WE’RE BARELY FUNCTIONING STATE
Madam,
In 2005, with the adoption of the Constitution, we were looking forward to becoming a functioning democracy. At about the same time, it seemed like we were beginning to enter the stage of becoming a flourishing democracy. But a few years thereafter, we began to develop a sick feeling that something was wrong with the functioning of our democracy. It is now 2023 and we have, essentially, been stopped dead in our tracks under the current government of becoming a flourishing democracy and have now embarked on entering the failed state runway.
Some analysts have observed that the lack of urgency from the kingdom’s government to address key issues is seriously damaging the opportunity for investment, as well as the image of the country. How did we miss the flourishing democracy highway? It all began when the government lost the trust of the people; it was a slow erosion over time and then it became a flood.
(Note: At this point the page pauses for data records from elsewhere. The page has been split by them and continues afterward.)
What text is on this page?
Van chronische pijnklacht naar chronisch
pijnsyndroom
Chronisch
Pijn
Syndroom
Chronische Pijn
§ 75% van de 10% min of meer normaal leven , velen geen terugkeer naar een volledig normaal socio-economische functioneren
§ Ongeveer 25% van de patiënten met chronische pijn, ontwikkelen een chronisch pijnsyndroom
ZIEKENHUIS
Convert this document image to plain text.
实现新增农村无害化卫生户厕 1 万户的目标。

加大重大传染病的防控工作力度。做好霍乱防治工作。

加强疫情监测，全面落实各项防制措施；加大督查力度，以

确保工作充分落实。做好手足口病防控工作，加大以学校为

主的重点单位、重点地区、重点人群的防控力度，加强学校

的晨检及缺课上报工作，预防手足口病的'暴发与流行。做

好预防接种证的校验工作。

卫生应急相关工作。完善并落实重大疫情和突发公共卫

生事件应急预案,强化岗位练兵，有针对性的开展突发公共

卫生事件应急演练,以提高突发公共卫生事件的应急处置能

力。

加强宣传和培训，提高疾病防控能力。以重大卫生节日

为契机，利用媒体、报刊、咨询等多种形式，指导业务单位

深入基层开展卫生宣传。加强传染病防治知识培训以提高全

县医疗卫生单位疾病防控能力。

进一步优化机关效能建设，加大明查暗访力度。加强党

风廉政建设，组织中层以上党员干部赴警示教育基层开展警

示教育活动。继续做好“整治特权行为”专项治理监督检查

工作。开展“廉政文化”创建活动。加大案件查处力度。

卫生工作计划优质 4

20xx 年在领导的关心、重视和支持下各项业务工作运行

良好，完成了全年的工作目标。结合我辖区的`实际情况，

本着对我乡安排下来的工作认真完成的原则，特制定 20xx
Today the government is giving the impression that all is well, yet it is failing the people of this country. What it is doing is just another cheap trick to keep people on buying tickets to its circus. We are a barely functioning democracy, with increasing levels of hardship across all income categories. In a bizarre way, the State has prevented the flourishing of the State.
We are unable to fix unemployment. We are unable to curtail violence. We have an ideological approach to public service, instead of a flourishing country approach. We call on our suffering citizens to be resilient, while no plan emerges to address their catastrophic poverty. I want to scream when I see senators falling asleep during Senate sittings. Trust has been eroded. Pragmatism is completely absent.
Accountability is non-existent. Solutions are corrupted and urgency is a foreign concept. We are at a dead end. At every level, we are regressing in the functioning of our democracy. And still, despite all these worst-case scenarios, the government has an aversion to people who speak out and instead has a love for those who tell us it’s not that bad. How bad must it be before it is bad?